Meta Platforms (NASDAQ: FB) and domain name registrar Namecheap are settling their trademark lawsuit.
Meta (Facebook at the time) sued (pdf) Namecheap and its Whois privacy service in March 2020 for alleged cybersquatting and trademark infringement. It complained that Namecheap’s Whois privacy service was not disclosing the ownership details behind domains that Meta said infringed on its trademarks. Meta argued that the Whois privacy service was therefore responsible for the actions of the domain registrants. In a blog post, it said it was suing to protect people from domain name fraud.
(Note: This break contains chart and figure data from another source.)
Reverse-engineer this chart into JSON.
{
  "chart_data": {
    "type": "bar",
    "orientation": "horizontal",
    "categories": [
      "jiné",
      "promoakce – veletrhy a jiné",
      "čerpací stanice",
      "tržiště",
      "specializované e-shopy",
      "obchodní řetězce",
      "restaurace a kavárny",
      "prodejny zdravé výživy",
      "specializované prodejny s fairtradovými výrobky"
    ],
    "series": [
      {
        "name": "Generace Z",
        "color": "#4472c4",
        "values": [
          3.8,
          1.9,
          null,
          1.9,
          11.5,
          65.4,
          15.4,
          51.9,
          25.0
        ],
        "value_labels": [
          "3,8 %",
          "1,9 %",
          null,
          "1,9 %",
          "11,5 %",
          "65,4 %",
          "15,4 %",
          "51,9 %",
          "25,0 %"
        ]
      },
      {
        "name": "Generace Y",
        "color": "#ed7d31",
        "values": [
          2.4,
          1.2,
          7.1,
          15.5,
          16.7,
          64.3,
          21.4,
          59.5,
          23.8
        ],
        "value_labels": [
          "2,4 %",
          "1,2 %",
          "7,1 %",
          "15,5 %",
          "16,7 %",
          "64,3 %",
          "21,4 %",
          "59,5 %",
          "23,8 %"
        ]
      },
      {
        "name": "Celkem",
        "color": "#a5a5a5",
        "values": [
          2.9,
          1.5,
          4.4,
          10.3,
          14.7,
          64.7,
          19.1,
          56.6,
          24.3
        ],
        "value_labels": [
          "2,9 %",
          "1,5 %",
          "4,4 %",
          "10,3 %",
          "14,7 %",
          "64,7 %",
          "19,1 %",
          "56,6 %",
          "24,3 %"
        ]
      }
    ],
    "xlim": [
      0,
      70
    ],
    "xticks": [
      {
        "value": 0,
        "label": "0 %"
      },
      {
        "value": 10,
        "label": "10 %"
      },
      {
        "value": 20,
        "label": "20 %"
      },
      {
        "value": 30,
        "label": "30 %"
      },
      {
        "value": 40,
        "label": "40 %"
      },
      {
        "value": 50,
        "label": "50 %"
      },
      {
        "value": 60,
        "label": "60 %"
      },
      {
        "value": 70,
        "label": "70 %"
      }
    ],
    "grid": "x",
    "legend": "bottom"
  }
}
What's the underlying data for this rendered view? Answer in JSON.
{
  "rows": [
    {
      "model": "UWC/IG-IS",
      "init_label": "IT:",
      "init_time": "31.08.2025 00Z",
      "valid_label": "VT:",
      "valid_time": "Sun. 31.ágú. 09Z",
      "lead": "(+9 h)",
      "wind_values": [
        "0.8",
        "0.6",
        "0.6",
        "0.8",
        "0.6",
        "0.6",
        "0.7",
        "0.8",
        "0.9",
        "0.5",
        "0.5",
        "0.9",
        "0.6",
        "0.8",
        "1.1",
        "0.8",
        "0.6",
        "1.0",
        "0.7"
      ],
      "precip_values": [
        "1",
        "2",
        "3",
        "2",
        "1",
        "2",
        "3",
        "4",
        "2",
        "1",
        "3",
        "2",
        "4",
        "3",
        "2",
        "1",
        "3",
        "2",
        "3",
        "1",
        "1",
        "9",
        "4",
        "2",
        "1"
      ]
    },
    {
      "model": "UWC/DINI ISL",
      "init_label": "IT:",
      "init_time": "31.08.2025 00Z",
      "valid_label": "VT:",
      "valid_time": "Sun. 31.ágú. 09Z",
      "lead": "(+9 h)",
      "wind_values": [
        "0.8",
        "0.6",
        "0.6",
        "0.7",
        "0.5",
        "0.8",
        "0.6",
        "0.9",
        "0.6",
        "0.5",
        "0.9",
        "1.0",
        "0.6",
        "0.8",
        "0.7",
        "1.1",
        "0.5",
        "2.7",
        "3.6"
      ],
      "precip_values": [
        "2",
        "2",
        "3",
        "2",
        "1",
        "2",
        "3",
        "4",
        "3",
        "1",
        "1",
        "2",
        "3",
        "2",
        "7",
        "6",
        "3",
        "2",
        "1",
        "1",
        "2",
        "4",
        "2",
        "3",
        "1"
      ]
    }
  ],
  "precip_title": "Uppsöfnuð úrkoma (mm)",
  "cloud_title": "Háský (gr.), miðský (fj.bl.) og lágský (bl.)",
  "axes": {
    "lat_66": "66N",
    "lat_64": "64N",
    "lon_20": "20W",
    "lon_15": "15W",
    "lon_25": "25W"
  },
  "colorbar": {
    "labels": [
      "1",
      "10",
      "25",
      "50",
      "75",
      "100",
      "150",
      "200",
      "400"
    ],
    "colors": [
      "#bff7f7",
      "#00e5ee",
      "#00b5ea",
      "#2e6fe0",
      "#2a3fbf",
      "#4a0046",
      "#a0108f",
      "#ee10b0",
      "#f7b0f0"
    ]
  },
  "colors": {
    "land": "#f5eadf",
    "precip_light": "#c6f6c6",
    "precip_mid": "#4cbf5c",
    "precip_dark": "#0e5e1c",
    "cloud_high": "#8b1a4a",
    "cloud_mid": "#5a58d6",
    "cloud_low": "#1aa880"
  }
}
Namecheap argued that it was simply a matter of due process and protecting its users’ privacy. In a blog post published in June 2020, Namecheap CEO Richard Kirkendall wrote:
…However, trademark protection is a very specialized legal field. Whether a mark is protected and whether the use of something similar to the mark violates that protection depends on a multitude of factors. This inquiry is complicated by differing laws of differing jurisdictions, both U.S. and foreign. Because it is so specialized, we believe that only a court of law is the proper forum to make a legal determination on whether there has been a trademark infringement and Namecheap (or a similarly situated company) should not have to act as the arbiter of complex facts and laws every time someone claims infringement. And, as I’ll explain later, Facebook does not need your personal information to investigate, act on, and/or enforce an alleged trademark violation in a court of law.
The parties have filed over 180 items on the docket since the lawsuit started, but it appears both sides have agreed to a settlement in principle. Meta Platforms and Namecheap filed a notice of settlement with the court today.
Meta is embroiled in a similar lawsuit with registrar OnlineNic. In that lawsuit, OnlineNic said it would cease fighting the lawsuit and shut down. But that didn’t happen; OnlineNic still operates today. The parties in that lawsuit are still fighting as Meta tries to pull 35.cn, a Chinese company that Meta argues is an alter ego of OnlineNic, into the suit.